Zhao Ning, Wei Jincheng, Long Zhiyou, Yang Chao, Bi Jiefu, Wan Zhaolong, Dong Shi
Key Laboratory of Highway Maintenance Technology Ministry of Transport, Jinan 250100, China.
Shandong Transportation Institute, Jinan 250100, China.
Sensors (Basel). 2023 Aug 28;23(17):7460. doi: 10.3390/s23177460.

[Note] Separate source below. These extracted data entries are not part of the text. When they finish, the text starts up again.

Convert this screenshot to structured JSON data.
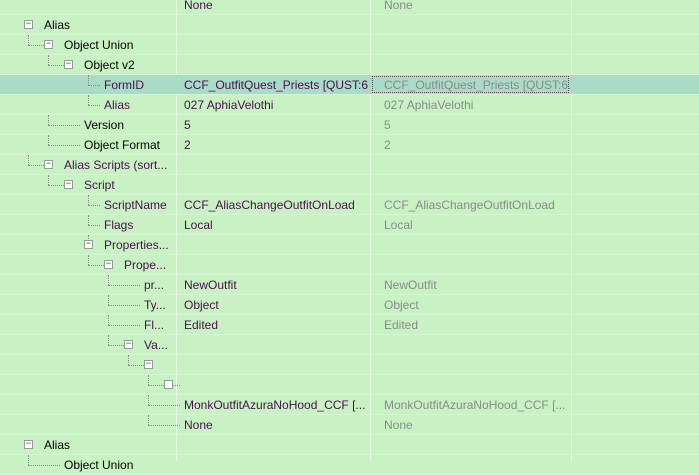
{
  "rows": [
    {
      "label": "",
      "v1": "None",
      "v2": "None"
    },
    {
      "label": "Alias",
      "v1": "",
      "v2": ""
    },
    {
      "label": "Object Union",
      "v1": "",
      "v2": ""
    },
    {
      "label": "Object v2",
      "v1": "",
      "v2": ""
    },
    {
      "label": "FormID",
      "v1": "CCF_OutfitQuest_Priests [QUST:6...",
      "v2": "CCF_OutfitQuest_Priests [QUST:6..."
    },
    {
      "label": "Alias",
      "v1": "027 AphiaVelothi",
      "v2": "027 AphiaVelothi"
    },
    {
      "label": "Version",
      "v1": "5",
      "v2": "5"
    },
    {
      "label": "Object Format",
      "v1": "2",
      "v2": "2"
    },
    {
      "label": "Alias Scripts (sort...",
      "v1": "",
      "v2": ""
    },
    {
      "label": "Script",
      "v1": "",
      "v2": ""
    },
    {
      "label": "ScriptName",
      "v1": "CCF_AliasChangeOutfitOnLoad",
      "v2": "CCF_AliasChangeOutfitOnLoad"
    },
    {
      "label": "Flags",
      "v1": "Local",
      "v2": "Local"
    },
    {
      "label": "Properties...",
      "v1": "",
      "v2": ""
    },
    {
      "label": "Prope...",
      "v1": "",
      "v2": ""
    },
    {
      "label": "pr...",
      "v1": "NewOutfit",
      "v2": "NewOutfit"
    },
    {
      "label": "Ty...",
      "v1": "Object",
      "v2": "Object"
    },
    {
      "label": "Fl...",
      "v1": "Edited",
      "v2": "Edited"
    },
    {
      "label": "Va...",
      "v1": "",
      "v2": ""
    },
    {
      "label": "",
      "v1": "",
      "v2": ""
    },
    {
      "label": "",
      "v1": "",
      "v2": ""
    },
    {
      "label": "",
      "v1": "MonkOutfitAzuraNoHood_CCF [...",
      "v2": "MonkOutfitAzuraNoHood_CCF [..."
    },
    {
      "label": "",
      "v1": "None",
      "v2": "None"
    },
    {
      "label": "Alias",
      "v1": "",
      "v2": ""
    },
    {
      "label": "Object Union",
      "v1": "",
      "v2": ""
    }
  ],
  "colors": {
    "background": "#c9f2c4",
    "selected_row": "#a8dcc6",
    "value_text": "#4a0e4e",
    "compare_text": "#8a8a8a"
  },
  "icons": {
    "expander": "minus-box-icon"
  },
  "expander_glyph": "−"
}
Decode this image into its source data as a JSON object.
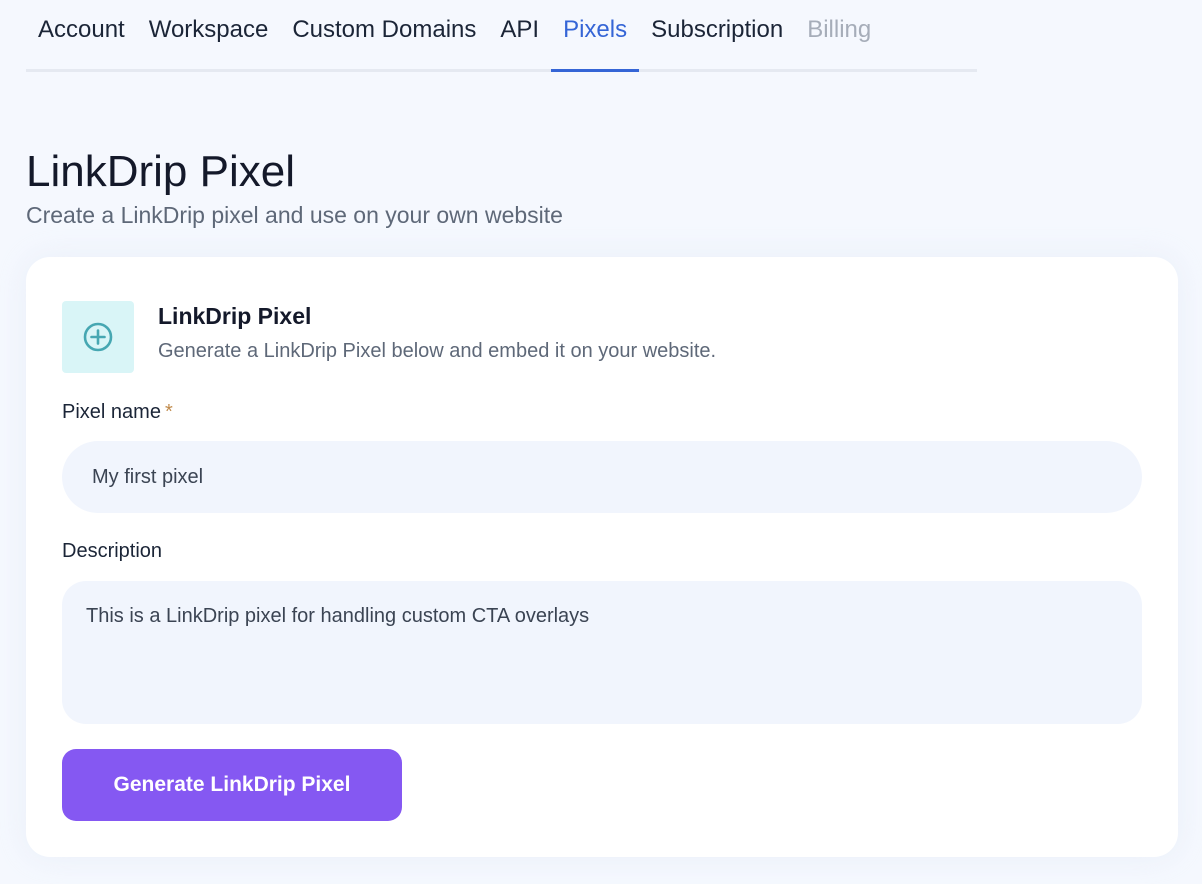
{
  "tabs": [
    {
      "label": "Account",
      "state": "default"
    },
    {
      "label": "Workspace",
      "state": "default"
    },
    {
      "label": "Custom Domains",
      "state": "default"
    },
    {
      "label": "API",
      "state": "default"
    },
    {
      "label": "Pixels",
      "state": "active"
    },
    {
      "label": "Subscription",
      "state": "default"
    },
    {
      "label": "Billing",
      "state": "disabled"
    }
  ],
  "page": {
    "title": "LinkDrip Pixel",
    "subtitle": "Create a LinkDrip pixel and use on your own website"
  },
  "card": {
    "icon": "plus-circle-icon",
    "title": "LinkDrip Pixel",
    "description": "Generate a LinkDrip Pixel below and embed it on your website."
  },
  "form": {
    "pixel_name": {
      "label": "Pixel name",
      "required_mark": "*",
      "value": "My first pixel"
    },
    "description": {
      "label": "Description",
      "value": "This is a LinkDrip pixel for handling custom CTA overlays"
    },
    "submit_label": "Generate LinkDrip Pixel"
  },
  "colors": {
    "active_tab": "#3565d6",
    "primary_button": "#8558f2",
    "icon_bg": "#d9f5f7",
    "icon_fg": "#46a7b2",
    "required_star": "#c08a4b"
  }
}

A tunnel health monitoring (THM) system ensures safe operations and effective maintenance. However, how to effectively process and denoise several data collected by THM remains to be addressed, as well as safety early warning problems. Thus, an integrated method for Savitzky-Golay smoothing (SGS) and Wavelet Transform Denoising (WTD) was used to smooth data and filter noise, and the coefficient of the non-uniform variation method was proposed for early warning. The THM data, including four types of sensors, were attempted using the proposed method. Firstly, missing values, outliers, and detrend in the data were processed, and then the data were smoothed by SGS. Furthermore, data denoising was carried out by selecting wavelet basis functions, decomposition scales, and reconstruction. Finally, the coefficient of non-uniform variation was employed to calculate the yellow and red thresholds. In data smoothing, it was found that the Signal Noise Ratio (SNR) and Root Mean Square Error (RMSE) of SGS smoothing were superior to those of the moving average smoothing and five-point cubic smoothing by approximately 10% and 30%, respectively. An interesting phenomenon was discovered: the maximum and minimum values of the denoising effects with different wavelet basis functions after selection differed significantly, with the SNR differing by 14%, the RMSE by 8%, and the r by up to 80%. It was found that the wavelet basis functions vary, while the decomposition scales are consistently set at three layers. SGS and WTD can effectively reduce the complexity of the data while preserving its key characteristics, which has a good denoising effect. The yellow and red warning thresholds are categorized into conventional and critical controls, respectively. This early warning method dramatically improves the efficiency of tunnel safety control.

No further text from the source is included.